In the center of the shell lies the core of the jack plug which connects the tip to the solder tag/center conductor housed within the barrel. The total resistance to signal flow is the resistance of the core in parallel with the surface plating. Typically, the core is made of brass but there a number of manufacturers that use steel which is a very poor conductor especially compared to copper and brass. This core material is typically not advertised but G&H Industries jack plugs use a solid copper core through point of contact at the connector tip in their construction which is why it is a preferred choice by many musicians and arguably the superior core method of construction.
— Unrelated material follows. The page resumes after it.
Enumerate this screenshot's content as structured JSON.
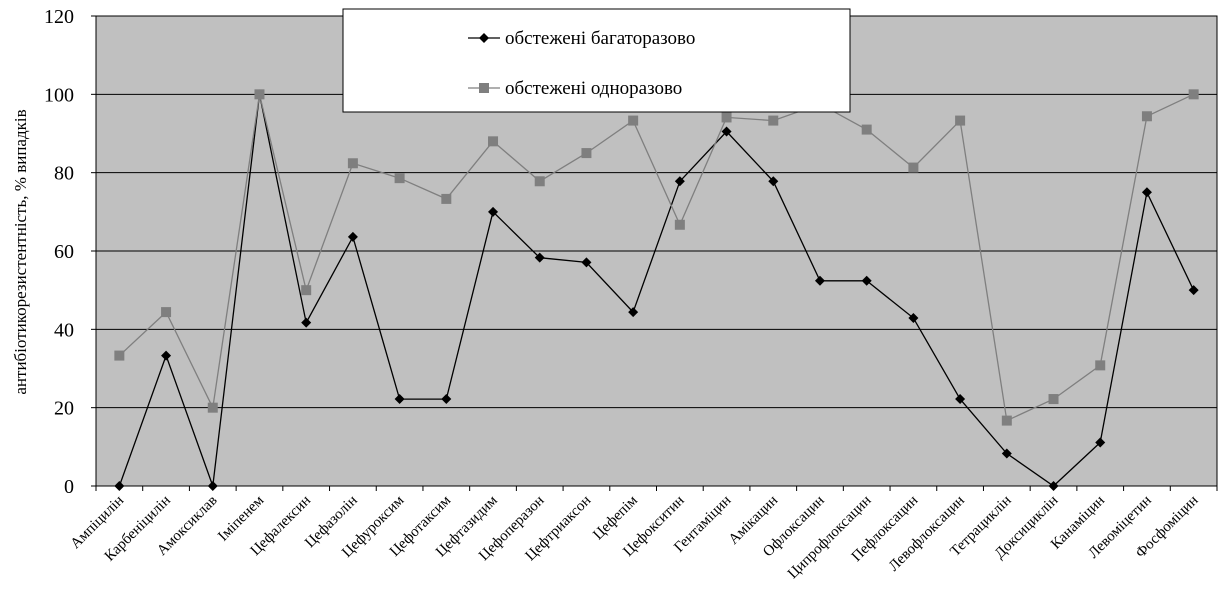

Two other superior manufactures; Neutrik, which is a very high quality connector, utilizes a brass core and Switchcraft, which is long established reputable company, who claim a copper alloy as their core which is likely brass.


Jack plugs come in two different configurations, a typical straight configuration and an alternate right angled configuration which is sometimes better suited to some guitar jacks and pedals closely configured on a pedal board. Typically straight plugs are used for input into the amp, guitars where the jack is located on the edge of a guitar. Some find good use for the right-angled configuration in jacks mounted to the front of a guitar like the Gibson SG and Fender Tele’s as sometime the jack socket is too deep, and the right-angled plug can not seat properly.

Silent Style

A silent style plug automatically mutes (shorts) an instrument (guitar) cable to avoid pops and squeals when changing the instrument (guitar) under load, otherwise know as hot swapping. This is achieved by using a spring loaded switch within the connector shell which by default is shorted therefore no signal can flow through. This short is disengaged when the jack plug is fully seated in the guitars jack. Some guitars and bass instruments are not compatible with this type of jack plug, so it is always best to research whether a particular instrument is compatible. Note – Silent style connectors should always be plugged directly into the guitar and not the amp as it can damage the connector.

If you are looking for cables with jack plugs the leading manufacturers, Neutrik can be found on cables like the ever popular Mogami cable and the ultra premium Evidence Audio cable. G&H Industries can usually be found on Lava Cable and the very durable Spectraflex cables.